Monday, November 22, 2004

Zach (who was at one time Biz's companion) crossed over the "rainbow bridge" to kitty "heaven" yesterday afternoon (Sunday, 11/21/04). Zach had some kind of blood cancer, but we're not sure what it was, and was only diagnosed last Thursday (11/18/04).

We did not have to make the difficult decision to put him to sleep because he died on his own timing. For that, I'm very thankful. Once he exhibited signs that he was really, really sick, he was gone in 5 days. That was a blessing, too, for he did not suffer long.

Zach is buried right beside Biz in the backyard.

Rest in peace, Zach.



Saturday, November 20, 2004

I'm in sorrow again as my other cat, Zach, has been diagnosed with either lymphoma or multiple myeloma.
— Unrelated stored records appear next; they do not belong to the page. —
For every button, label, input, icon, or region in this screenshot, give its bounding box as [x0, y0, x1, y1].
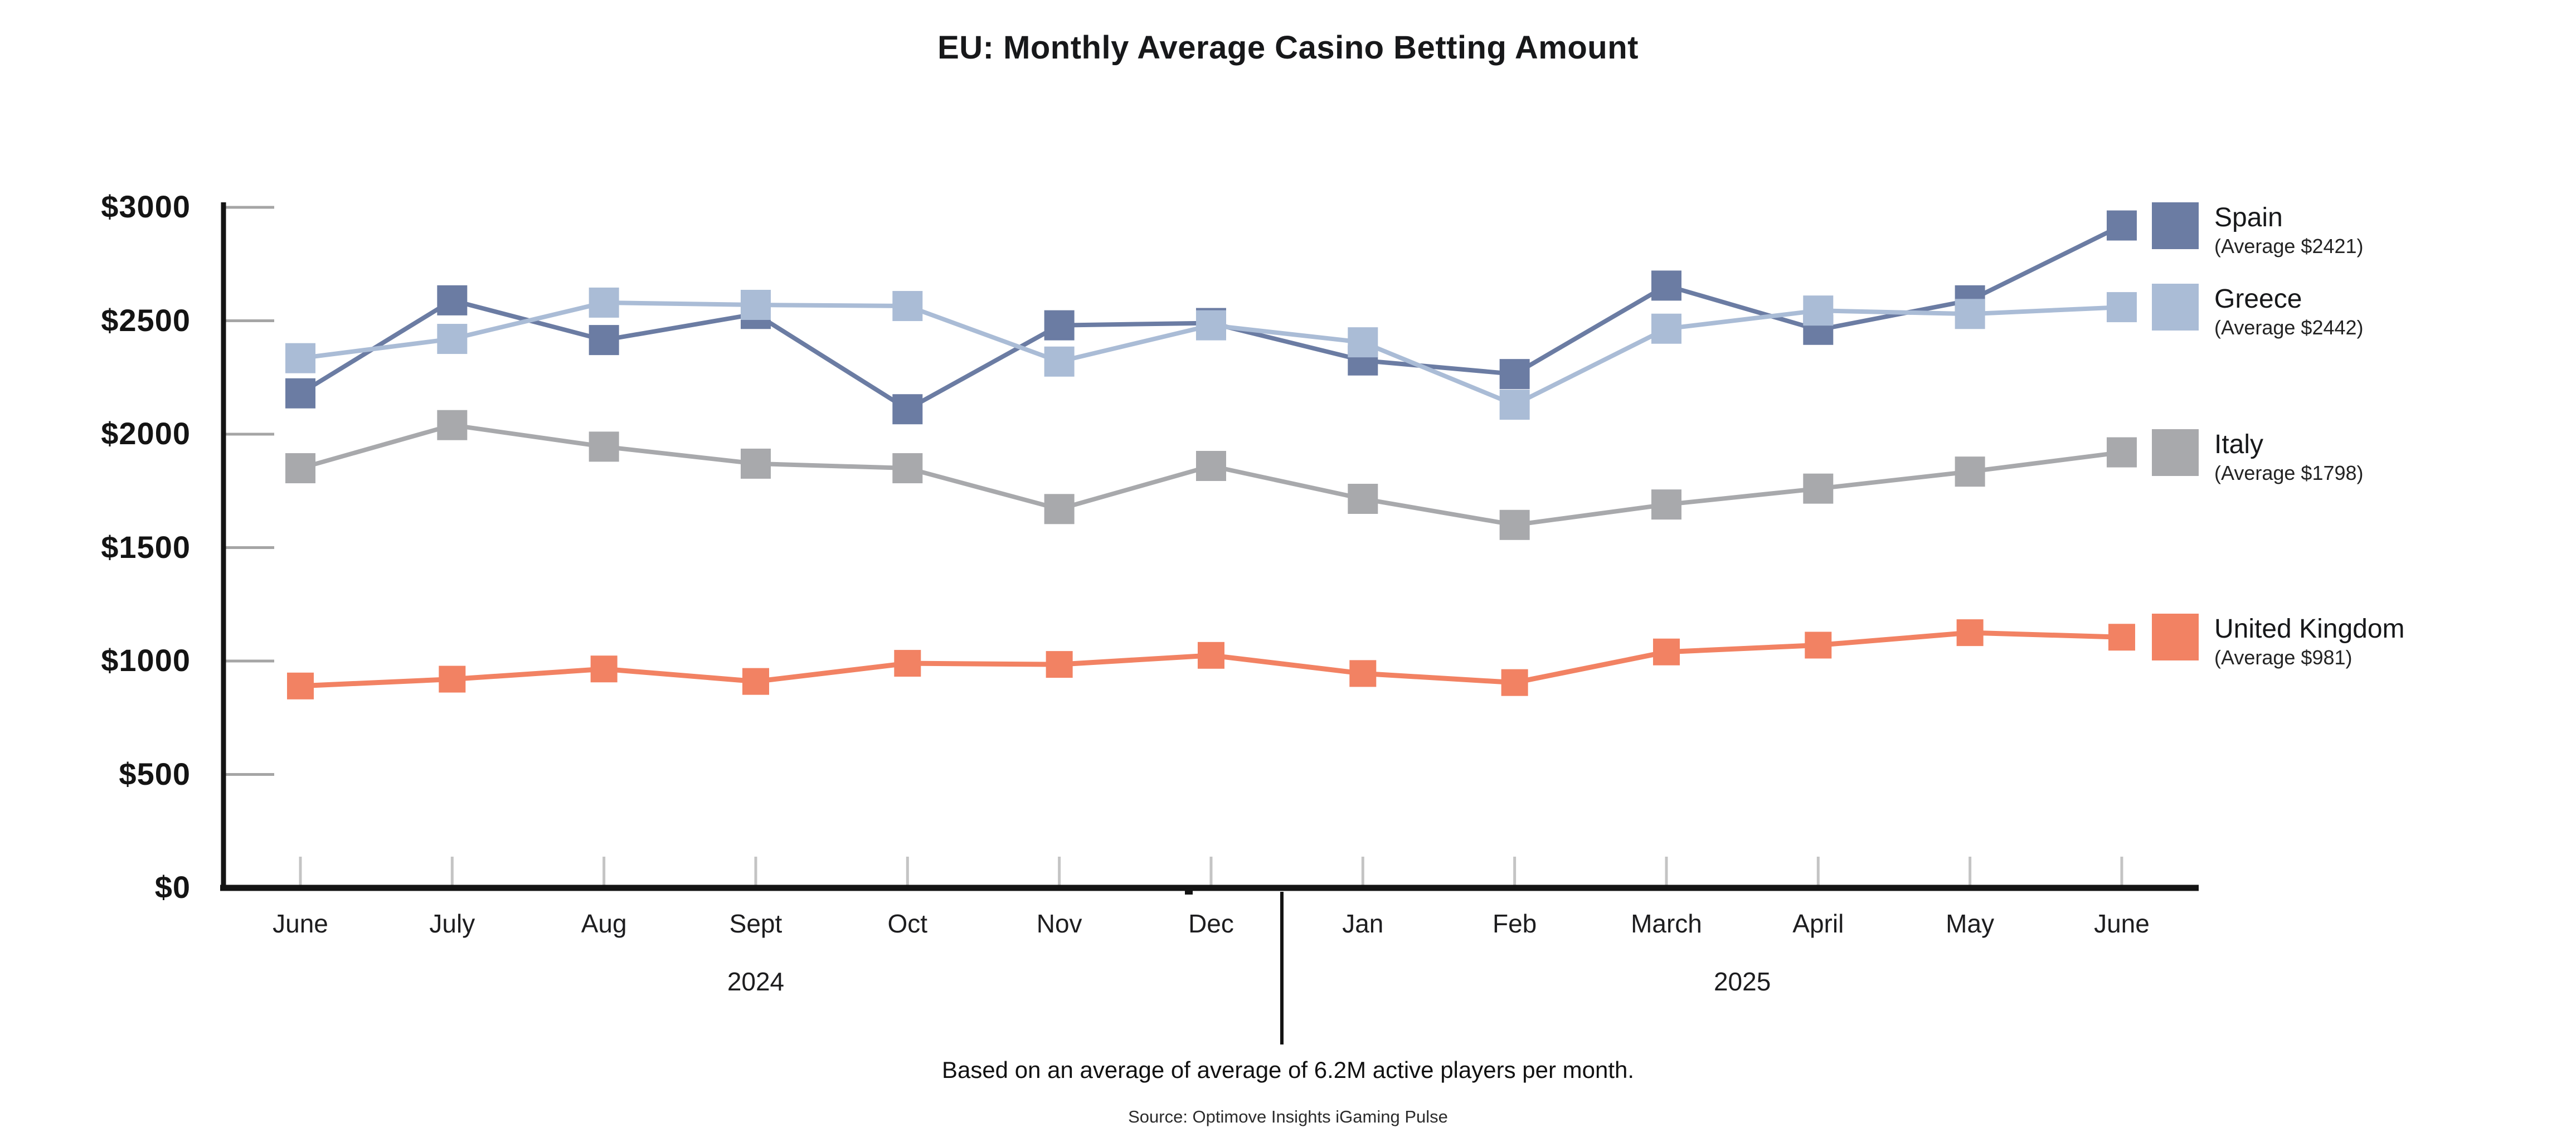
y-tick-label: $3000	[101, 189, 191, 224]
data-point-italy	[1955, 456, 1985, 487]
data-point-greece	[1195, 310, 1226, 341]
data-point-spain	[892, 394, 923, 425]
data-point-uk	[1805, 631, 1832, 659]
year-label-2025: 2025	[1713, 967, 1771, 996]
x-tick-label: March	[1631, 909, 1702, 938]
data-point-uk	[1197, 642, 1224, 669]
y-tick-label: $500	[119, 756, 191, 791]
data-point-italy	[285, 453, 315, 484]
x-tick-label: Nov	[1036, 909, 1082, 938]
data-point-greece	[1955, 299, 1985, 329]
data-point-greece	[1499, 390, 1530, 420]
x-tick-label: Oct	[887, 909, 928, 938]
data-point-italy	[1499, 509, 1530, 540]
x-tick-label: Aug	[581, 909, 627, 938]
data-point-italy	[1803, 473, 1834, 504]
data-point-italy	[1348, 483, 1378, 514]
data-point-greece	[285, 343, 315, 373]
footnote: Based on an average of average of 6.2M a…	[941, 1057, 1635, 1083]
data-point-spain	[1044, 310, 1075, 341]
data-point-italy	[1195, 450, 1226, 481]
data-point-uk	[894, 650, 921, 677]
data-point-greece	[1044, 346, 1075, 377]
y-tick-label: $2000	[101, 416, 191, 451]
x-tick-label: June	[2094, 909, 2150, 938]
data-point-spain	[437, 285, 468, 315]
data-point-spain	[2106, 210, 2137, 241]
y-tick-label: $1000	[101, 643, 191, 678]
data-point-spain	[1499, 359, 1530, 390]
data-point-uk	[1652, 638, 1680, 665]
data-point-greece	[1348, 327, 1378, 358]
x-tick-label: May	[1946, 909, 1995, 938]
data-point-spain	[589, 325, 619, 356]
data-point-italy	[1651, 489, 1681, 520]
data-point-uk	[742, 668, 769, 695]
data-point-uk	[590, 655, 618, 683]
data-point-greece	[437, 324, 468, 354]
series-italy	[285, 410, 2137, 540]
data-point-uk	[1349, 660, 1377, 687]
year-label-2024: 2024	[727, 967, 785, 996]
data-point-italy	[2106, 437, 2137, 468]
data-point-greece	[892, 291, 923, 322]
data-point-greece	[589, 287, 619, 318]
data-point-spain	[1651, 270, 1681, 301]
data-point-italy	[892, 453, 923, 484]
data-point-italy	[589, 431, 619, 462]
data-point-greece	[2106, 292, 2137, 323]
chart-title: EU: Monthly Average Casino Betting Amoun…	[937, 30, 1639, 66]
data-point-uk	[1046, 651, 1073, 678]
data-point-uk	[439, 665, 466, 693]
y-tick-label: $0	[154, 869, 191, 905]
data-point-greece	[1803, 295, 1834, 326]
data-point-spain	[285, 378, 315, 409]
x-tick-label: April	[1792, 909, 1844, 938]
data-point-uk	[1501, 669, 1528, 696]
x-tick-label: Sept	[729, 909, 782, 938]
data-point-italy	[437, 410, 468, 440]
data-point-uk	[2108, 624, 2135, 651]
data-point-greece	[1651, 313, 1681, 344]
series-greece	[285, 287, 2137, 420]
source-note: Source: Optimove Insights iGaming Pulse	[1128, 1107, 1448, 1126]
data-point-uk	[287, 672, 314, 699]
x-tick-label: Jan	[1342, 909, 1384, 938]
data-point-italy	[740, 448, 771, 479]
stray-dash	[1185, 891, 1193, 895]
x-tick-label: June	[273, 909, 328, 938]
series-uk	[287, 619, 2135, 699]
y-tick-label: $2500	[101, 302, 191, 338]
y-tick-label: $1500	[101, 529, 191, 565]
x-tick-label: Dec	[1188, 909, 1234, 938]
data-point-greece	[740, 290, 771, 320]
data-point-uk	[1956, 619, 1984, 647]
data-point-italy	[1044, 494, 1075, 524]
x-tick-label: July	[429, 909, 475, 938]
x-tick-label: Feb	[1492, 909, 1537, 938]
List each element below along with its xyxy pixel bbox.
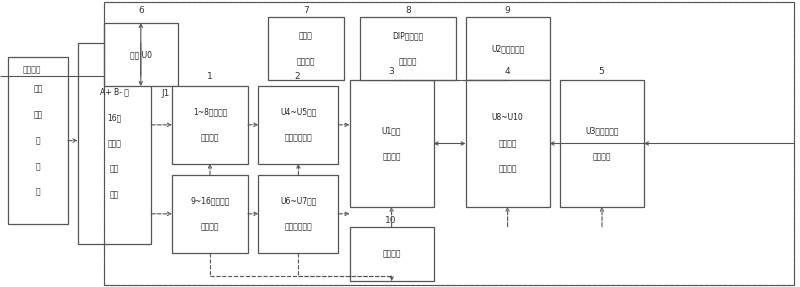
Bar — [172, 175, 248, 253]
Text: A+ B- 点: A+ B- 点 — [100, 87, 129, 96]
Text: 端子: 端子 — [110, 191, 119, 200]
Text: 关: 关 — [36, 162, 40, 171]
Text: 收发报文: 收发报文 — [498, 139, 517, 148]
Text: 4: 4 — [504, 67, 510, 76]
Text: U1实时: U1实时 — [382, 126, 402, 135]
Text: 设置电路: 设置电路 — [398, 57, 418, 66]
Text: 主站 U0: 主站 U0 — [130, 50, 152, 59]
Text: 1: 1 — [206, 71, 213, 81]
Text: 1~8路开关量: 1~8路开关量 — [193, 107, 227, 117]
Bar — [466, 17, 550, 80]
Text: 通信电路: 通信电路 — [593, 152, 611, 161]
Text: 开: 开 — [36, 136, 40, 145]
Bar — [8, 57, 68, 224]
Text: 微处理器: 微处理器 — [382, 152, 401, 161]
Text: 2: 2 — [294, 71, 301, 81]
Bar — [268, 17, 344, 80]
Text: 5: 5 — [598, 67, 605, 76]
Text: 6: 6 — [138, 5, 144, 15]
Text: J1: J1 — [162, 89, 170, 98]
Bar — [350, 227, 434, 281]
Text: 量: 量 — [36, 188, 40, 197]
Bar — [560, 80, 644, 207]
Text: U2看门狗电路: U2看门狗电路 — [491, 44, 524, 53]
Text: 9~16路开关量: 9~16路开关量 — [190, 196, 230, 205]
Bar — [350, 80, 434, 207]
Text: 直流电源: 直流电源 — [382, 249, 401, 259]
Text: 10: 10 — [386, 216, 397, 225]
Bar — [258, 86, 338, 164]
Text: 耦合隔离电路: 耦合隔离电路 — [285, 133, 312, 142]
Text: 采集: 采集 — [110, 165, 119, 174]
Text: 采集电路: 采集电路 — [201, 133, 219, 142]
Text: 设备: 设备 — [34, 110, 42, 119]
Text: 8: 8 — [405, 5, 411, 15]
Text: U4~U5光电: U4~U5光电 — [280, 107, 317, 117]
Bar — [360, 17, 456, 80]
Text: 16路: 16路 — [107, 113, 122, 122]
Text: 开关量: 开关量 — [107, 139, 122, 148]
Text: 波特率: 波特率 — [299, 31, 313, 40]
Text: U3收发驱动器: U3收发驱动器 — [586, 126, 618, 135]
Bar — [172, 86, 248, 164]
Bar — [258, 175, 338, 253]
Bar — [104, 23, 178, 86]
Bar — [466, 80, 550, 207]
Text: 采集电路: 采集电路 — [201, 222, 219, 231]
Text: 现场: 现场 — [34, 84, 42, 94]
Text: 7: 7 — [302, 5, 309, 15]
Text: 控制电路: 控制电路 — [498, 165, 517, 174]
Text: 耦合隔离电路: 耦合隔离电路 — [285, 222, 312, 231]
Text: 9: 9 — [504, 5, 510, 15]
Text: 3: 3 — [388, 67, 394, 76]
Text: 现场总线: 现场总线 — [22, 66, 42, 75]
Text: DIP开关地址: DIP开关地址 — [392, 31, 424, 40]
Text: U8~U10: U8~U10 — [492, 113, 523, 122]
Text: U6~U7光电: U6~U7光电 — [280, 196, 317, 205]
Bar — [78, 43, 151, 244]
Text: 设置电路: 设置电路 — [297, 57, 315, 66]
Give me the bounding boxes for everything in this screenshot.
It doesn't matter which, because he is fading very quickly.

Zach is a black domestic long-hair, about 11.5 years old. I noticed this summer that he was losing a little weight and I took him to the Vet in July where they did complete blood work (a normal check for all senior cats), and a urinalysis and everything was normal except for an elevated sugar level, which is normal for stressed-out cats at the Vet.

But recently, within the last few weeks, Zach didn't seem himself and is obviously losing much weight (from 15.5 pounds in July to about 11 this week) and this past Wed morning, Zach was basically unresponsive to food or petting - he obviously felt very bad. So we took him Thurs morning to the Vet where he diagnosed the cancer.

What I'm struggling with now is my own hypocracy: many folks have emailed me in the two years since Biz died and I've (hopefully) encouraged them with words like "I'm convinced cats don't fear death; it's a natural part of their lives," and "You'll know when the time comes that you must put your beloved to sleep." But now, those words ring hollow with me, because I'm staring in the face the loss of another beloved cat and the difficult decision of when to put him out of his misery.

Lord Jesus, be with me and give me courage, wisdom and strength. Thank You for the great years I've had with Zach (my big pookie). Please relieve Zach of any pain he is experiencing. Give me supernatural wisdom about how to care for him in these last days. Let me turn Zach into Your loving hands, for You created him. In Your Name I pray, Amen.